The mechanism underlying aneurysmal development in patients with AVF is not fully understood, though Basile et al. [3] reported the following in this regard. Creation of an AVF raises the rate of blood flow in the brachial artery, which increases arterial shear stress. To compensate for that increase, vascular endothelium releases vascular relaxing factors including nitric oxide, resulting in arterial dilatation. In addition, reactive oxygen species upregulated by increased shear stress may cause fragmentation of the internal elastic lamina through upregulation of matrix metalloproteinase. Further arterial dilatation can also occur even after closure of an AVF, because of damage to the elastic network of arterial walls. In addition, immunosuppressant drugs given after renal transplantation have been suggested to be associated with continued arterial dilatation [4]. The present patient developed symptoms at 30 years after renal transplantation and AVF closure, and was given three immunosuppressant drugs. Careful follow-up examinations of the brachial artery using ultrasound may be recommended for patients with a closed AVF long after undergoing renal transplantation.

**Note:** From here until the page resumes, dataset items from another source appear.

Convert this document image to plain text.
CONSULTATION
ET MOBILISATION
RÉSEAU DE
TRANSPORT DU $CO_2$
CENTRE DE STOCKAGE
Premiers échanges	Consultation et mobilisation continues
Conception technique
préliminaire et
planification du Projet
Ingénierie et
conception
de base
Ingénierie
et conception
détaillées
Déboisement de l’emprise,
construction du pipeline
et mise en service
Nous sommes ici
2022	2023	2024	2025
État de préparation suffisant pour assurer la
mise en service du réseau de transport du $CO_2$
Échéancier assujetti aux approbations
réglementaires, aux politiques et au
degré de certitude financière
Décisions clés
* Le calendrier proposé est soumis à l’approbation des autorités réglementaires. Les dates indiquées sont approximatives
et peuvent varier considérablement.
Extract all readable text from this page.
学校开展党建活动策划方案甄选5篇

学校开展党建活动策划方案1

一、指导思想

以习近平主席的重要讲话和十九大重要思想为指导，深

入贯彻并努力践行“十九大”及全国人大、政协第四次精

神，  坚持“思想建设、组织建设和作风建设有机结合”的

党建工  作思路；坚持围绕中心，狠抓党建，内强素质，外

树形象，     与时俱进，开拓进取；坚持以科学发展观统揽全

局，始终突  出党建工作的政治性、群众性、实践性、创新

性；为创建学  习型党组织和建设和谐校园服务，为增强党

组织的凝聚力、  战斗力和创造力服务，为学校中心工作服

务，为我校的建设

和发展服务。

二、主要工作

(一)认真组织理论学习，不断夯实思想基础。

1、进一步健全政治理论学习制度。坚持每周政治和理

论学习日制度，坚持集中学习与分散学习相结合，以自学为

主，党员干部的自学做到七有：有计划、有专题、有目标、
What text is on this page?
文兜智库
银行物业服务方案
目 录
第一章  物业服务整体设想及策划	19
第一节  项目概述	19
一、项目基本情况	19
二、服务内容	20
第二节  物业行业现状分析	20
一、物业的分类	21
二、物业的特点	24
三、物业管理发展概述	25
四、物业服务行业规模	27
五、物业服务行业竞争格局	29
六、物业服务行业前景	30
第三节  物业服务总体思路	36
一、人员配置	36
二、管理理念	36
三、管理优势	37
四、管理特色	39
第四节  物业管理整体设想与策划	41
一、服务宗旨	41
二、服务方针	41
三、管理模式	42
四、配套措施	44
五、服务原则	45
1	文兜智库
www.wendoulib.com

Resection of the aneurysm and revascularization using a reversed great saphenous vein graft is the gold standard treatment for this disease [4]. Only exclusion of the aneurysm can prevent distal embolization, though further dilatation may cause symptoms due to nerve compression as well as cosmetic problems. In the present case, an important consideration was graft routing over the elbow joint, which was required because of the large brachial aneurysm found at the anterior aspect of that joint. In such cases, the course of the graft should be carefully determined to prevent its occlusion due to elbow flexion. We think tunneling along the ulnar side of the elbow is an optimal strategy, as that can minimize the influence of elbow flexion on the graft. Moreover, instruction can be given to the patient to prohibit excess and frequent elbow flexion so as to decrease the risk of graft occlusion for a long duration.
CONCLUSION
We report a surgical case of a true brachial aneurysm associated with AVF for hemodialysis. When a large brachial aneurysm is found at the anterior aspect of the elbow joint, resection followed by revascularization using a reversed great saphenous vein graft routed through the ulnar side of the elbow is considered to be an optimal strategy.
CONFLICT OF INTEREST STATEMENT
None declared.
FUNDING
None.
ETHICAL APPROVAL
The patient consented to the publication of this report.
DATA AVAILABILITY
Data for this study are available from the corresponding author upon reasonable request.